In particular, by enhancing the Andersen model (1995) with the addition of culture as the fourth factor, this study makes a theoretical contribution to the field by bringing to light the significant influence of a cultural dimension in the empirical investigation of long-term care among Mexican-American elders. While the race or ethnicity variable has been used as a proxy for such cultural characteristics (
LaVeist 1994,
2005) in previous studies, the enhancement via the cultural factor in this study allowed for the empirical testing of cultural components that have not been explicitly specified before. This study underscores the importance of considering cultural factors and explicitly measuring them. Such explicit conceptualization and operationalization of culture is an essential empirical step in helping us to advance our understanding of its role in health disparities. The findings from this research support the development of long-term care services and programs that are more responsive to the needs and preferences of an increasingly diverse older population (
Bradley et al. 2004).

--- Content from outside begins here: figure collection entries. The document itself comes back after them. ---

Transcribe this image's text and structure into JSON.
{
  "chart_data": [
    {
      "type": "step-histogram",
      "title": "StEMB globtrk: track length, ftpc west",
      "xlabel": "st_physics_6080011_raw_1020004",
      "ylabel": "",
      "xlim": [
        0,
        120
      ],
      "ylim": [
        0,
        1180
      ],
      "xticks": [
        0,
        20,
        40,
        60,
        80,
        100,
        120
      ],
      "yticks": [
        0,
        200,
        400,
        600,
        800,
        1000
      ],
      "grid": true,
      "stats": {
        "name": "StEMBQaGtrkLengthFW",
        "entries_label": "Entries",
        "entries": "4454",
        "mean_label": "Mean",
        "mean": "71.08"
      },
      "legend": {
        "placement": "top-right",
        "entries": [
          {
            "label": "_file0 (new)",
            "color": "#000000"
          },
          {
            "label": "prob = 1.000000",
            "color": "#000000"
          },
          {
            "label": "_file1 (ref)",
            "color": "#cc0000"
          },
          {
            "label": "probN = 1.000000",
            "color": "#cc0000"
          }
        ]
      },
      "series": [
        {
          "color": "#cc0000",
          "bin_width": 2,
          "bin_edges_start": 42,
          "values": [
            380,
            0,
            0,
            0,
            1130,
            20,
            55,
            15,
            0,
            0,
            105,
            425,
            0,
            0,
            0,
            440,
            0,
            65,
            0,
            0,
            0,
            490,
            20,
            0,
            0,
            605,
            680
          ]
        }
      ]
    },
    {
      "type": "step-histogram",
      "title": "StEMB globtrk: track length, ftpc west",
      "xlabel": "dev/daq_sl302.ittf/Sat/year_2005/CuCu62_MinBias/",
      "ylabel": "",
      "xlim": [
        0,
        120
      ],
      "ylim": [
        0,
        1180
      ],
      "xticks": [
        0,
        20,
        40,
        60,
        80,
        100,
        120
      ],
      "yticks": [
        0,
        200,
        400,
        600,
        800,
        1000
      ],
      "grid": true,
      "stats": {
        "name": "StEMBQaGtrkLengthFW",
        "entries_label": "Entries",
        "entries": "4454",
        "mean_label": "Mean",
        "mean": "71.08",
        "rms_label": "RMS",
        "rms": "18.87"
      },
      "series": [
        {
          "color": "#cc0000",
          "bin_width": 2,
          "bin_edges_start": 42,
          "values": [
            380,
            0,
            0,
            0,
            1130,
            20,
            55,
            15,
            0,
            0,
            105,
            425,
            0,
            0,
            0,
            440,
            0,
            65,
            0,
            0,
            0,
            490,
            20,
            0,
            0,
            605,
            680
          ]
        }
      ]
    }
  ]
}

In addition, this study shows that when modified with strong theoretical rationale, the Andersen model remains a powerful and useful conceptual framework that can be adapted specifically for cross-ethnic studies on service utilization in older populations.
Findings from this study should be interpreted with the following limitations in mind. First, this study was based on a relatively small sample size and a nonprobability sampling method that limits generalizability of the findings. Second, in the current study, because the focus was on a cross-cultural comparison of preference for long-term care arrangement between two ethnic groups, there were important variables specific to Mexican-American elders (i.e., nativity, the length of residence in the U.S., linguistic acculturation) that were not included in the analysis. Finally, this study was based on a cross-sectional research design, which limited our understanding of the long-term effects of cultural values on caregiver preferences between two the ethnic groups.
In sum, the findings from this study indicate that any long-term care, home- and community-based or institutional, should consider the service needs of ethnic minority elders by explicitly taking into account their care preference and thereby provide service options that are respectful and relevant to their cultural values.